Visiting Rimpa was an experience. Granted, I have very rarely visited a farm before, so I wasn’t entirely sure what to expect. I wasn’t required to help, really, but I wanted to try. My first try at being a farmer was….not great. I awoke at an hour I am not accustomed to seeing and trekked out to where the Rimpa workers milk the cows every morning.
Very few spoke English, but we were able to communicate enough for them to understand I wanted to try to milk a cow. I felt silly and the workers laughter confirmed I was not having succeeding. Still I took it all without offense – clearly, I was not meant to be a farmer!
From there, I ventured out onto the Reserve – further and further each day. The trek is long and hot, especially when carrying lots of camera gear. No lie, I felt a bit like an explorer – or a National Geographic photographer!
I had been told to be careful of the tall grasses, because Kenya has poisonous snakes that like to live in the tall grasses. So you can picture a short blonde woman, weighed down by camera bags, gazelle jumping through the tall grass as if playing an odd version of ‘the floor is lava’. Whatever I looked like, I didn’t get bitten by snakes, so I call it a win.
While on the Reserve, I played a dance with the wild animals that lived there. A dance, if you will, with the animals – wanting to get close, but not close enough to be a threat to these animals. There is a particular type of hoofed animal called a hartebeest…they look like a cross over between deer and gazelle. But to me, they will forever be called Pantaloons, because it looks like they are wearing a pair of puffy, tan pantaloons. Anyway, these things have horns, so I stayed away from them! The zebras were my favorite – I would go out zebra chasing all day (I call it zebra chasing not because I’m chasing them, but because zebra shooting sounds bad, even though I’m just using my camera).

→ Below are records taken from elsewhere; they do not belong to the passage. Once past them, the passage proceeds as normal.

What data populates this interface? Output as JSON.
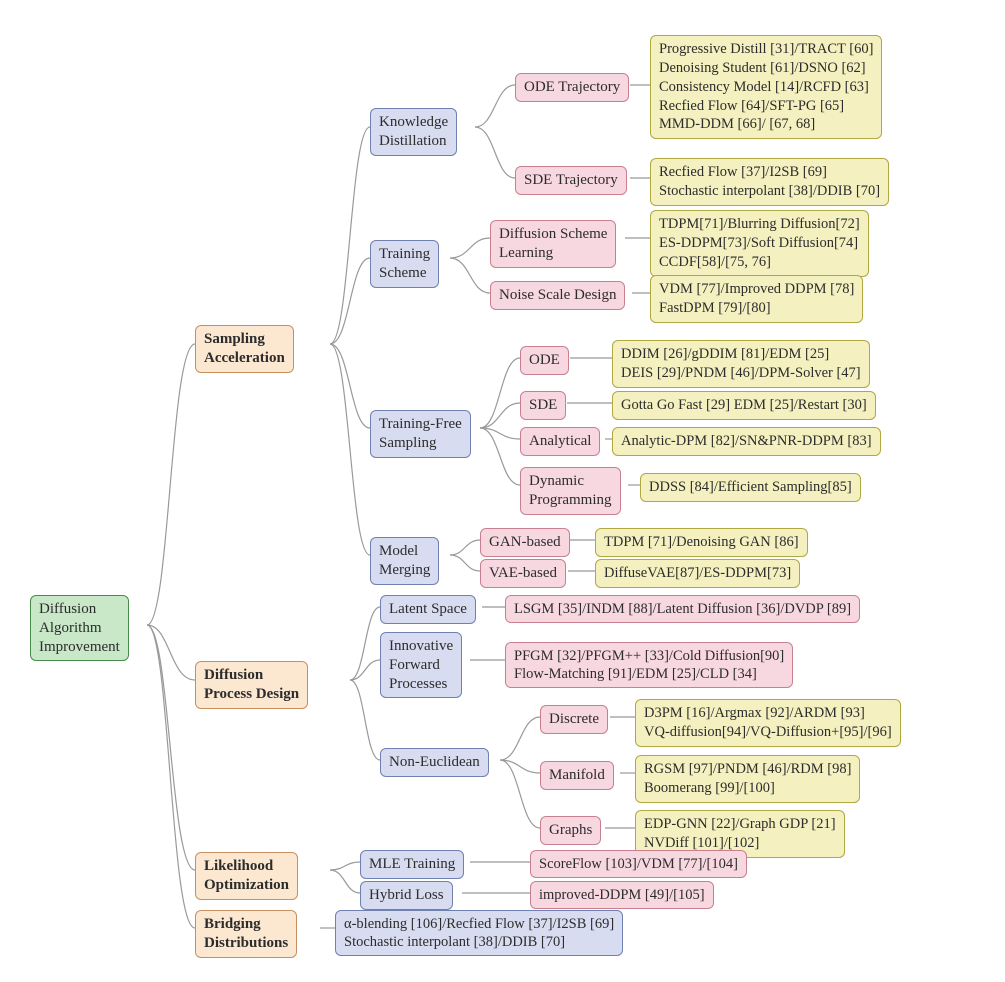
{
  "colors": {
    "green_bg": "#c8e8c8",
    "green_border": "#4a8a4a",
    "orange_bg": "#fce8d0",
    "orange_border": "#c89060",
    "blue_bg": "#d8dcf0",
    "blue_border": "#7080b0",
    "pink_bg": "#f8d8e0",
    "pink_border": "#c88090",
    "yellow_bg": "#f4f0c0",
    "yellow_border": "#b0a840",
    "connector": "#999999"
  },
  "root": {
    "label": "Diffusion\nAlgorithm\nImprovement"
  },
  "l1": {
    "sampling": "Sampling\nAcceleration",
    "process": "Diffusion\nProcess Design",
    "likelihood": "Likelihood\nOptimization",
    "bridging": "Bridging\nDistributions"
  },
  "l2": {
    "kd": "Knowledge\nDistillation",
    "ts": "Training\nScheme",
    "tfs": "Training-Free\nSampling",
    "mm": "Model\nMerging",
    "latent": "Latent Space",
    "ifp": "Innovative\nForward\nProcesses",
    "noneuc": "Non-Euclidean",
    "mle": "MLE Training",
    "hybrid": "Hybrid Loss"
  },
  "l3": {
    "ode_traj": "ODE Trajectory",
    "sde_traj": "SDE Trajectory",
    "dsl": "Diffusion Scheme\nLearning",
    "nsd": "Noise Scale Design",
    "ode": "ODE",
    "sde": "SDE",
    "analytical": "Analytical",
    "dynprog": "Dynamic\nProgramming",
    "gan": "GAN-based",
    "vae": "VAE-based",
    "discrete": "Discrete",
    "manifold": "Manifold",
    "graphs": "Graphs"
  },
  "leaves": {
    "ode_traj_leaf": "Progressive Distill [31]/TRACT [60]\nDenoising Student [61]/DSNO [62]\nConsistency Model [14]/RCFD [63]\nRecfied Flow [64]/SFT-PG [65]\nMMD-DDM [66]/ [67, 68]",
    "sde_traj_leaf": "Recfied Flow [37]/I2SB [69]\nStochastic interpolant [38]/DDIB [70]",
    "dsl_leaf": "TDPM[71]/Blurring Diffusion[72]\nES-DDPM[73]/Soft Diffusion[74]\nCCDF[58]/[75, 76]",
    "nsd_leaf": "VDM [77]/Improved DDPM [78]\nFastDPM [79]/[80]",
    "ode_leaf": "DDIM [26]/gDDIM [81]/EDM [25]\nDEIS [29]/PNDM [46]/DPM-Solver [47]",
    "sde_leaf": "Gotta Go Fast [29] EDM [25]/Restart [30]",
    "analytical_leaf": "Analytic-DPM [82]/SN&PNR-DDPM [83]",
    "dynprog_leaf": "DDSS [84]/Efficient Sampling[85]",
    "gan_leaf": "TDPM [71]/Denoising GAN [86]",
    "vae_leaf": "DiffuseVAE[87]/ES-DDPM[73]",
    "latent_leaf": "LSGM [35]/INDM [88]/Latent Diffusion [36]/DVDP [89]",
    "ifp_leaf": "PFGM [32]/PFGM++ [33]/Cold Diffusion[90]\nFlow-Matching [91]/EDM [25]/CLD [34]",
    "discrete_leaf": "D3PM [16]/Argmax [92]/ARDM [93]\nVQ-diffusion[94]/VQ-Diffusion+[95]/[96]",
    "manifold_leaf": "RGSM [97]/PNDM [46]/RDM [98]\nBoomerang [99]/[100]",
    "graphs_leaf": "EDP-GNN [22]/Graph GDP [21]\nNVDiff [101]/[102]",
    "mle_leaf": "ScoreFlow [103]/VDM [77]/[104]",
    "hybrid_leaf": "improved-DDPM [49]/[105]",
    "bridging_leaf": "α-blending [106]/Recfied Flow [37]/I2SB [69]\nStochastic interpolant [38]/DDIB [70]"
  }
}
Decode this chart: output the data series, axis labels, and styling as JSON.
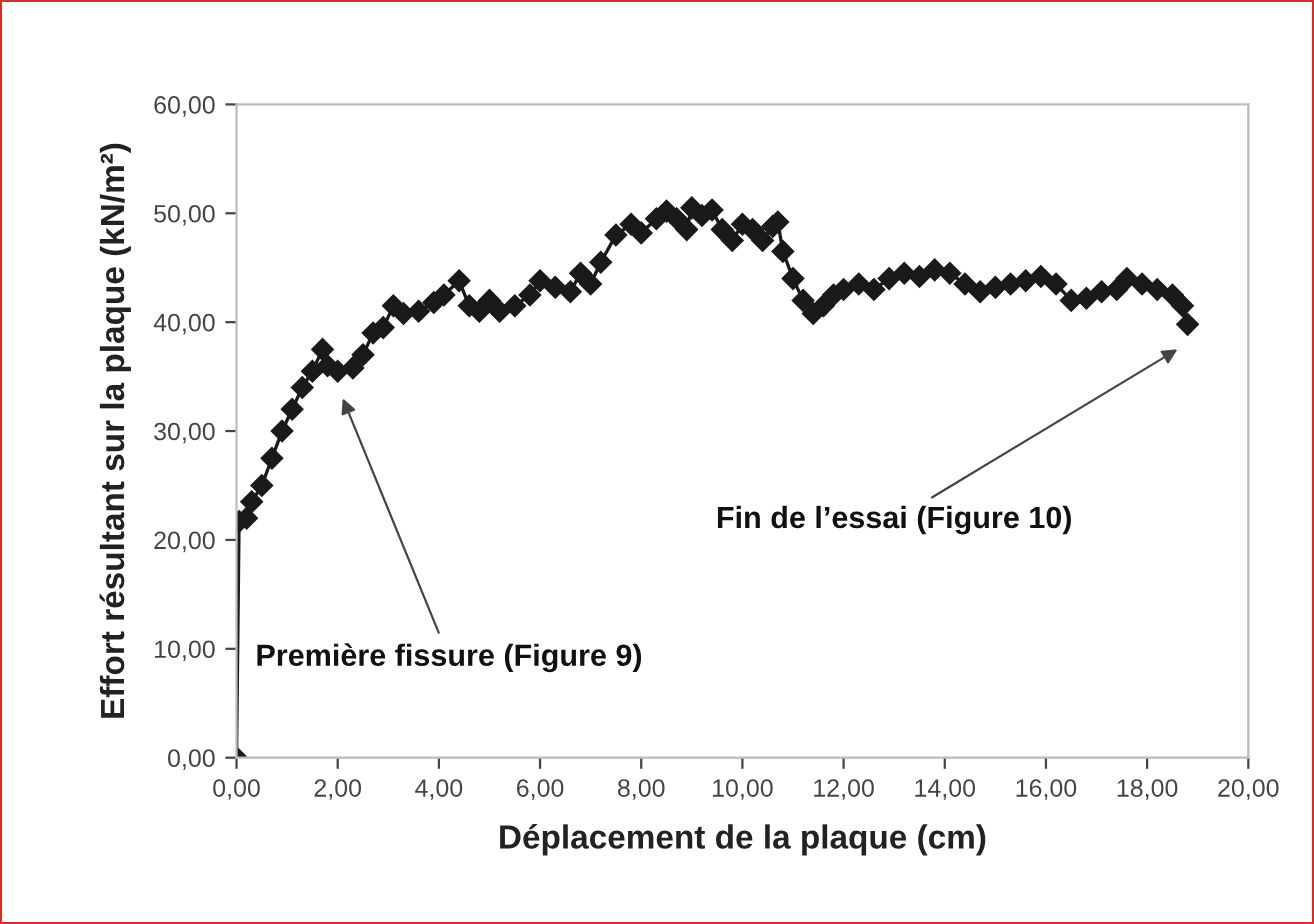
{
  "chart_data": {
    "type": "line",
    "xlabel": "Déplacement de la plaque (cm)",
    "ylabel": "Effort résultant sur la plaque (kN/m²)",
    "x": [
      0,
      0.05,
      0.2,
      0.3,
      0.5,
      0.7,
      0.9,
      1.1,
      1.3,
      1.5,
      1.7,
      1.8,
      2.0,
      2.3,
      2.5,
      2.7,
      2.9,
      3.1,
      3.3,
      3.6,
      3.9,
      4.1,
      4.4,
      4.6,
      4.8,
      5.0,
      5.2,
      5.5,
      5.8,
      6.0,
      6.3,
      6.6,
      6.8,
      7.0,
      7.2,
      7.5,
      7.8,
      8.0,
      8.3,
      8.5,
      8.7,
      8.9,
      9.0,
      9.2,
      9.4,
      9.6,
      9.8,
      10.0,
      10.2,
      10.4,
      10.6,
      10.7,
      10.8,
      11.0,
      11.2,
      11.4,
      11.6,
      11.8,
      12.0,
      12.3,
      12.6,
      12.9,
      13.2,
      13.5,
      13.8,
      14.1,
      14.4,
      14.7,
      15.0,
      15.3,
      15.6,
      15.9,
      16.2,
      16.5,
      16.8,
      17.1,
      17.4,
      17.6,
      17.9,
      18.2,
      18.5,
      18.7,
      18.8
    ],
    "series": [
      {
        "color": "#1a1a1a",
        "values": [
          0,
          21.7,
          22,
          23.5,
          25,
          27.5,
          30,
          32,
          34,
          35.5,
          37.5,
          36,
          35.5,
          35.8,
          37,
          39,
          39.5,
          41.5,
          40.8,
          41,
          41.8,
          42.5,
          43.8,
          41.5,
          41,
          42,
          41,
          41.5,
          42.5,
          43.8,
          43.2,
          42.8,
          44.5,
          43.5,
          45.5,
          48,
          49,
          48.2,
          49.5,
          50.2,
          49.5,
          48.5,
          50.5,
          49.8,
          50.3,
          48.5,
          47.5,
          49,
          48.5,
          47.5,
          48.8,
          49.2,
          46.5,
          44,
          42,
          40.8,
          41.5,
          42.5,
          43,
          43.5,
          43,
          44,
          44.5,
          44.2,
          44.8,
          44.5,
          43.5,
          42.8,
          43.2,
          43.5,
          43.8,
          44.2,
          43.5,
          42,
          42.2,
          42.8,
          43,
          44,
          43.5,
          43,
          42.5,
          41.5,
          39.8
        ]
      }
    ],
    "marker": "diamond",
    "line_style": "solid",
    "xlim": [
      0,
      20
    ],
    "ylim": [
      0,
      60
    ],
    "xticks": [
      {
        "value": 0,
        "label": "0,00"
      },
      {
        "value": 2,
        "label": "2,00"
      },
      {
        "value": 4,
        "label": "4,00"
      },
      {
        "value": 6,
        "label": "6,00"
      },
      {
        "value": 8,
        "label": "8,00"
      },
      {
        "value": 10,
        "label": "10,00"
      },
      {
        "value": 12,
        "label": "12,00"
      },
      {
        "value": 14,
        "label": "14,00"
      },
      {
        "value": 16,
        "label": "16,00"
      },
      {
        "value": 18,
        "label": "18,00"
      },
      {
        "value": 20,
        "label": "20,00"
      }
    ],
    "yticks": [
      {
        "value": 0,
        "label": "0,00"
      },
      {
        "value": 10,
        "label": "10,00"
      },
      {
        "value": 20,
        "label": "20,00"
      },
      {
        "value": 30,
        "label": "30,00"
      },
      {
        "value": 40,
        "label": "40,00"
      },
      {
        "value": 50,
        "label": "50,00"
      },
      {
        "value": 60,
        "label": "60,00"
      }
    ],
    "grid": false,
    "legend": false,
    "annotations": [
      "Première fissure (Figure 9)",
      "Fin de l’essai (Figure 10)"
    ]
  }
}
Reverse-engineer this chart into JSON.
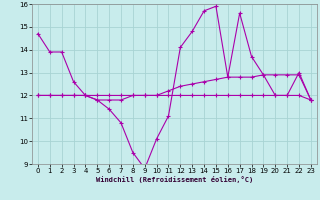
{
  "xlabel": "Windchill (Refroidissement éolien,°C)",
  "x_values": [
    0,
    1,
    2,
    3,
    4,
    5,
    6,
    7,
    8,
    9,
    10,
    11,
    12,
    13,
    14,
    15,
    16,
    17,
    18,
    19,
    20,
    21,
    22,
    23
  ],
  "y_actual": [
    14.7,
    13.9,
    13.9,
    12.6,
    12.0,
    11.8,
    11.4,
    10.8,
    9.5,
    8.8,
    10.1,
    11.1,
    14.1,
    14.8,
    15.7,
    15.9,
    12.8,
    15.6,
    13.7,
    12.9,
    12.0,
    12.0,
    13.0,
    11.8
  ],
  "y_trend": [
    12.0,
    12.0,
    12.0,
    12.0,
    12.0,
    11.8,
    11.8,
    11.8,
    12.0,
    12.0,
    12.0,
    12.2,
    12.4,
    12.5,
    12.6,
    12.7,
    12.8,
    12.8,
    12.8,
    12.9,
    12.9,
    12.9,
    12.9,
    11.8
  ],
  "y_flat": [
    12.0,
    12.0,
    12.0,
    12.0,
    12.0,
    12.0,
    12.0,
    12.0,
    12.0,
    12.0,
    12.0,
    12.0,
    12.0,
    12.0,
    12.0,
    12.0,
    12.0,
    12.0,
    12.0,
    12.0,
    12.0,
    12.0,
    12.0,
    11.8
  ],
  "line_color": "#aa00aa",
  "bg_color": "#c8ecec",
  "grid_color": "#a8d4d4",
  "ylim": [
    9,
    16
  ],
  "yticks": [
    9,
    10,
    11,
    12,
    13,
    14,
    15,
    16
  ],
  "xticks": [
    0,
    1,
    2,
    3,
    4,
    5,
    6,
    7,
    8,
    9,
    10,
    11,
    12,
    13,
    14,
    15,
    16,
    17,
    18,
    19,
    20,
    21,
    22,
    23
  ]
}
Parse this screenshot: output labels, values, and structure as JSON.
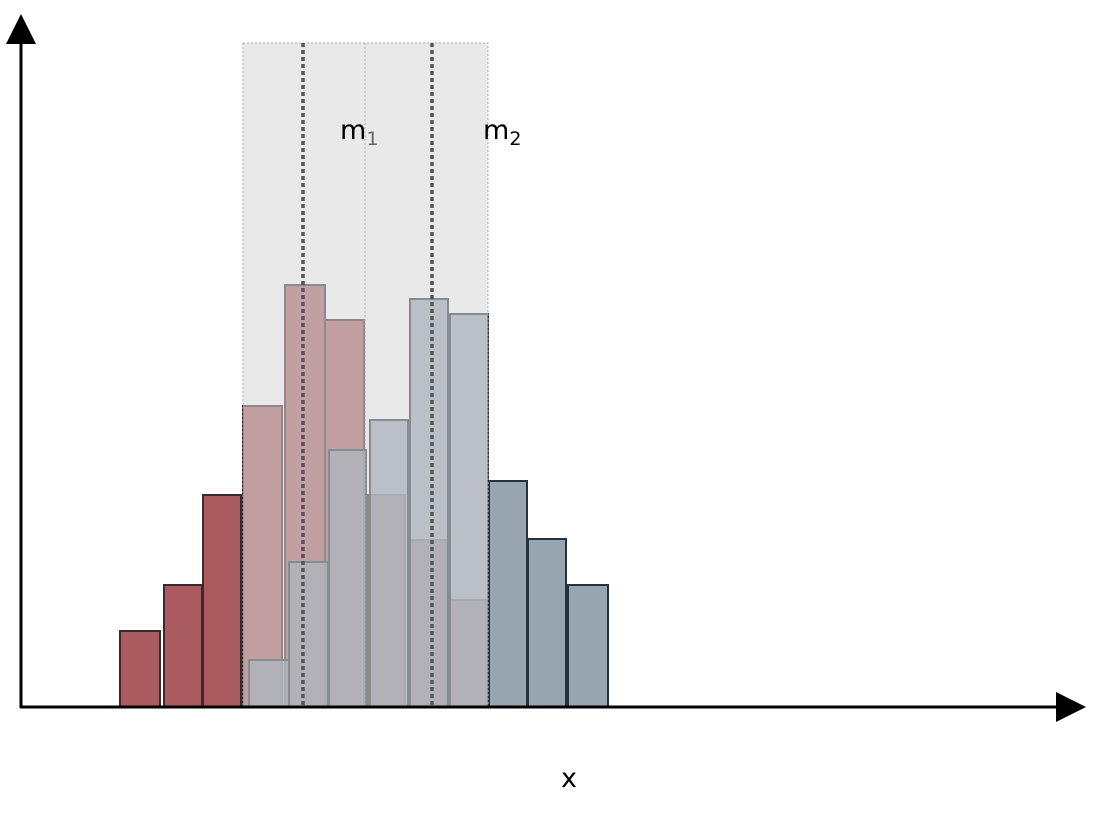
{
  "markers": [
    {
      "base": "m",
      "sub": "1"
    },
    {
      "base": "m",
      "sub": "2"
    }
  ],
  "axis": {
    "x_label": "x"
  }
}
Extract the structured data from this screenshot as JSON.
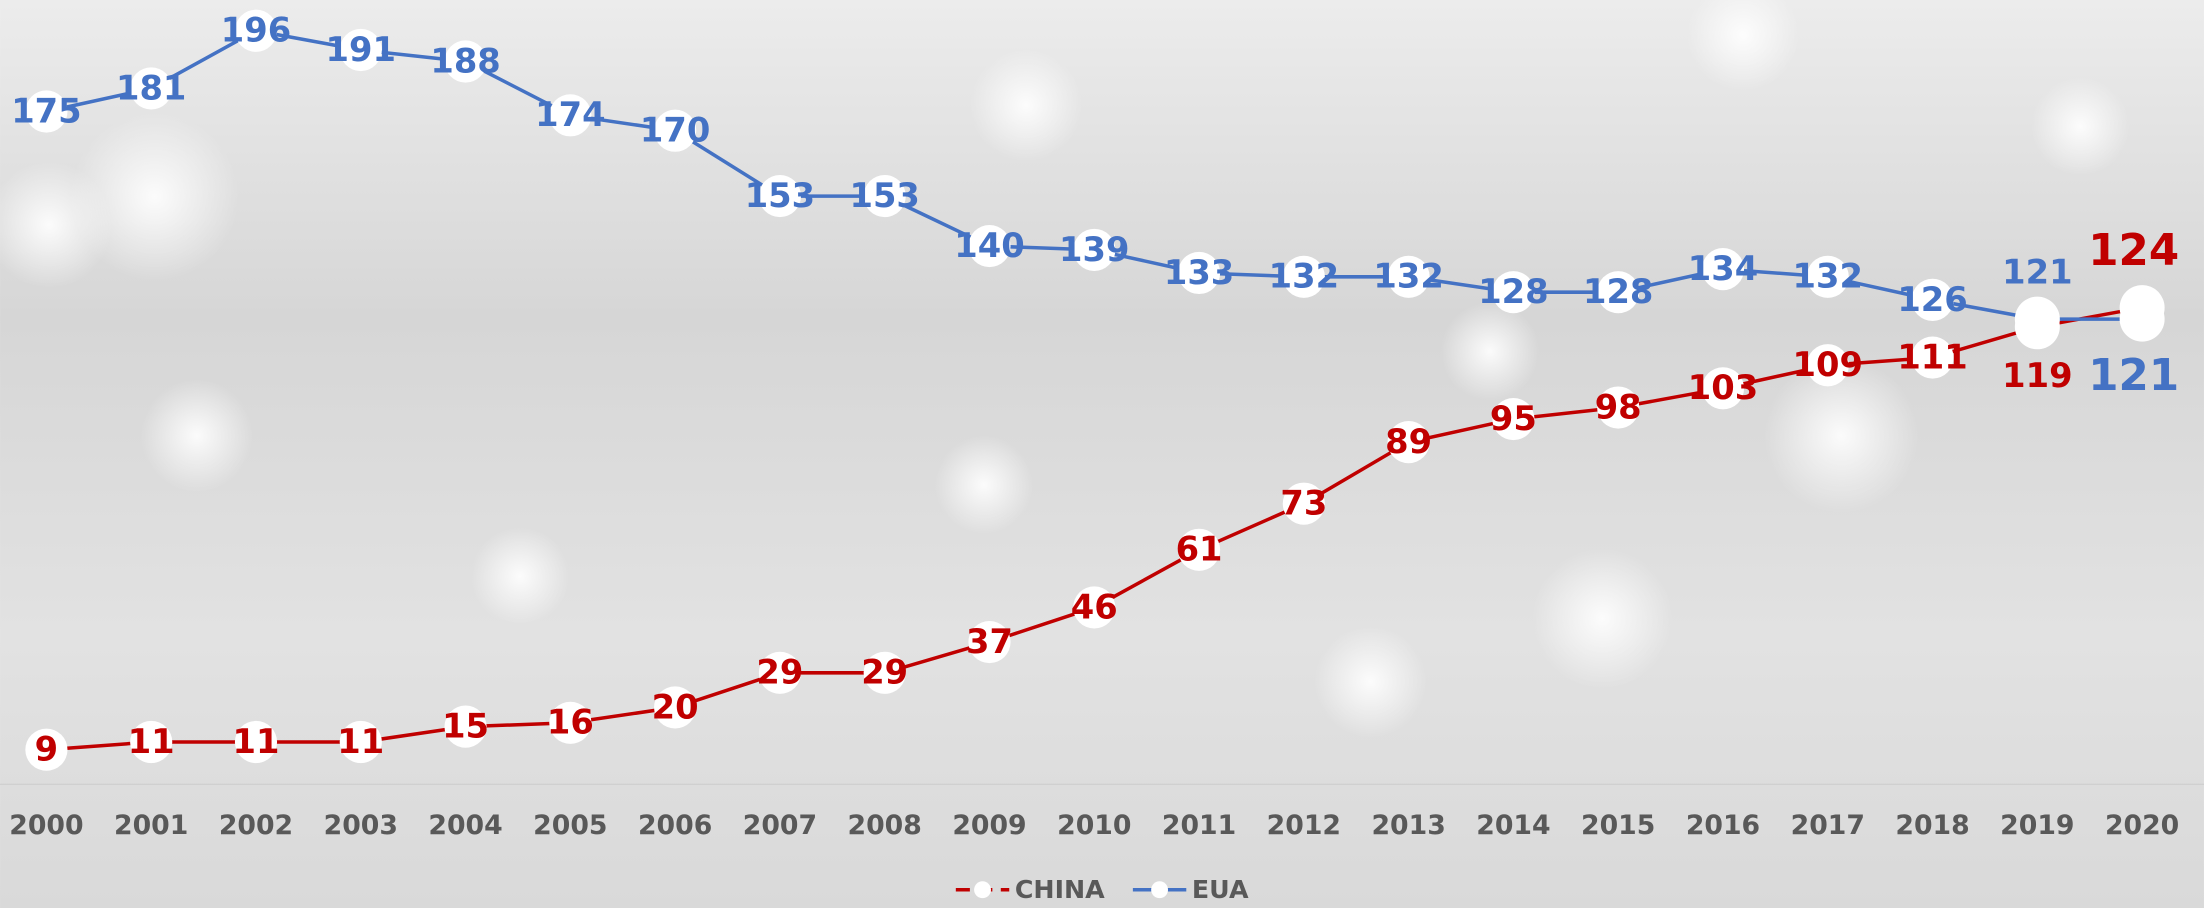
{
  "chart_data": {
    "type": "line",
    "categories": [
      "2000",
      "2001",
      "2002",
      "2003",
      "2004",
      "2005",
      "2006",
      "2007",
      "2008",
      "2009",
      "2010",
      "2011",
      "2012",
      "2013",
      "2014",
      "2015",
      "2016",
      "2017",
      "2018",
      "2019",
      "2020"
    ],
    "series": [
      {
        "name": "CHINA",
        "color": "#c00000",
        "values": [
          9,
          11,
          11,
          11,
          15,
          16,
          20,
          29,
          29,
          37,
          46,
          61,
          73,
          89,
          95,
          98,
          103,
          109,
          111,
          119,
          124
        ]
      },
      {
        "name": "EUA",
        "color": "#4472c4",
        "values": [
          175,
          181,
          196,
          191,
          188,
          174,
          170,
          153,
          153,
          140,
          139,
          133,
          132,
          132,
          128,
          128,
          134,
          132,
          126,
          121,
          121
        ]
      }
    ],
    "ylim": [
      0,
      204
    ]
  }
}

A family of giraffes also comes to visit the Reserve, but they live on the far far side of the Reserve. Many days, I would walk out to the back of the reserve, trying to catch a glimpse of the giraffes. And each day I went, they were never never there….until the last day before I flew out of the country.
Rimpa was an amazing, life changing experience. I did a lot of soul searching on this trip. Have you ever thought of being a farmer? Or an explorer?